After a week in the psychiatric ward they released me to go back to St John of God, but then Jessica got really sick. That was when I said to myself: OK, Dixie, you’ve got to pull yourself together. You’ve had six weeks away from home, it’s been really hard, but you’ve got to pull yourself together and go home. I was still really unwell. I didn’t want to go home – the way I was feeling it was like I never want to go home. But I did.
A month later I was still really struggling, so I had to go back to hospital. I met this lovely nurse there, she looked at all my medications and said let’s work on weaning you off these things. And it wasn’t until I was off them that I actually started to feel a lot better. I was actually really heavily medicated. Once I had that side of thigs sorted out, things started getting better.
It wasn’t all plain sailing. I had my good days and my bad days.
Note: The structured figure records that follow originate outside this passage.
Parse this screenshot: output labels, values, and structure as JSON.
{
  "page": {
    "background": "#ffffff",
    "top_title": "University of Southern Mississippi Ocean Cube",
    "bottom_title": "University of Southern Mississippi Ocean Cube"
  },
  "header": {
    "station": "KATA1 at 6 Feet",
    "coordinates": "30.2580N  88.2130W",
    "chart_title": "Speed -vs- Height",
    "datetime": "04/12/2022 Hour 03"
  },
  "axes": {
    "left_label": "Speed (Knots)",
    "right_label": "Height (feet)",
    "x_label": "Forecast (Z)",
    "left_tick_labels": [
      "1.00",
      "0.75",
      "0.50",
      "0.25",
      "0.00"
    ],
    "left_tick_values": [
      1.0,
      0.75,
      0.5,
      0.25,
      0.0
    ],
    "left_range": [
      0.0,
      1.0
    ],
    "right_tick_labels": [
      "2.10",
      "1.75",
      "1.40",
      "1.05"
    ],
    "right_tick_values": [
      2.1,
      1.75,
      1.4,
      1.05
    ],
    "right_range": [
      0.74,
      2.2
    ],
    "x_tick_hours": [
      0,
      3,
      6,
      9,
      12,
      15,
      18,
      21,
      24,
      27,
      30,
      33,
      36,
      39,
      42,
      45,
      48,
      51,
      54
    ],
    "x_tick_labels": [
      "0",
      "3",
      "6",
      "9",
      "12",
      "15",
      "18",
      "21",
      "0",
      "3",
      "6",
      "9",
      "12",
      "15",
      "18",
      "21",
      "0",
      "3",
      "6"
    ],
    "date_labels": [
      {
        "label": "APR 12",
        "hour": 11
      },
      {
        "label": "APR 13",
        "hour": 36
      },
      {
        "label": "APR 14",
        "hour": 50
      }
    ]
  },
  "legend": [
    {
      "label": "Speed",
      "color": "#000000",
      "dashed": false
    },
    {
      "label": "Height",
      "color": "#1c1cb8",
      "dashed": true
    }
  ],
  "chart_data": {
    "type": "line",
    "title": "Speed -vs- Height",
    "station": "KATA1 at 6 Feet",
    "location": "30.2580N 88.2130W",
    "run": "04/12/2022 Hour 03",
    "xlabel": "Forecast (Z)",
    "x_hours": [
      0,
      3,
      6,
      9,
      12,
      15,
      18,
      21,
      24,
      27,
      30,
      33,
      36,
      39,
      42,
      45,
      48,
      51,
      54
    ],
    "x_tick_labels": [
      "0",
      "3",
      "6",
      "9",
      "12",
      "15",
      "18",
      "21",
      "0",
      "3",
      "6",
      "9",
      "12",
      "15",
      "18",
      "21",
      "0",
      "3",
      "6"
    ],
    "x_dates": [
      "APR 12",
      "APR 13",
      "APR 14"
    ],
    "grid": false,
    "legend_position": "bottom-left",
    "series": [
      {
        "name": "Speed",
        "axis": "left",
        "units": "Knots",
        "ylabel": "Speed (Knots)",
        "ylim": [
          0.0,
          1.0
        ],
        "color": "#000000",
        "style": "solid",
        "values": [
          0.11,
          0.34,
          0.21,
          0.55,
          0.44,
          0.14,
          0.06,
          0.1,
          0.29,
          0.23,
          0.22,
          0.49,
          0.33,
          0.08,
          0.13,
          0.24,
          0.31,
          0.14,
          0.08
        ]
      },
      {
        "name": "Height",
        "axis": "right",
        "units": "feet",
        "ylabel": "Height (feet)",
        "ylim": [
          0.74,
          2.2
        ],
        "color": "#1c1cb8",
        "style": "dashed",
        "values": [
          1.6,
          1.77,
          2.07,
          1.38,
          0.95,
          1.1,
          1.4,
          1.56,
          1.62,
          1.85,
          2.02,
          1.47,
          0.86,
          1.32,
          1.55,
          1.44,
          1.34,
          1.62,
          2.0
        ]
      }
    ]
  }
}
It took me a long time to feel comfortable at home, and to have the ability to do all those normal things that parents do, as an independent individual. Just simple things like cooking dinner, just getting my brain to work properly. Forget about driving a car!
I think it wasn’t until Samuel was three that I really felt like I was a fully functioning adult. And I couldn’t really go back to work until he was about five. It just took time, and I was so lucky to have such a supportive network around me.
Looking back, I feel like I could have received some better support. Even my GP, he’s a lovely man but just saying take these sleeping tablets wasn’t helpful. I wish I had had the mental clarity at the time to say no, that’s not the answer. I think so many health professionals are overworked that they have empathy fatigue and they don’t really have the time to delve into people’s stories properly to really get to the heart of the problem. And people need to not be afraid to say what they’re really feeling and thinking, to help health professionals to do their job. To lower that front and reveal yourself.
If I could have one message to other expecting and new mums this PANDA Week, that’s what it would be. Try to tell the truth about what you’re feeling and if the person you’re telling it to can’t help, find someone who can.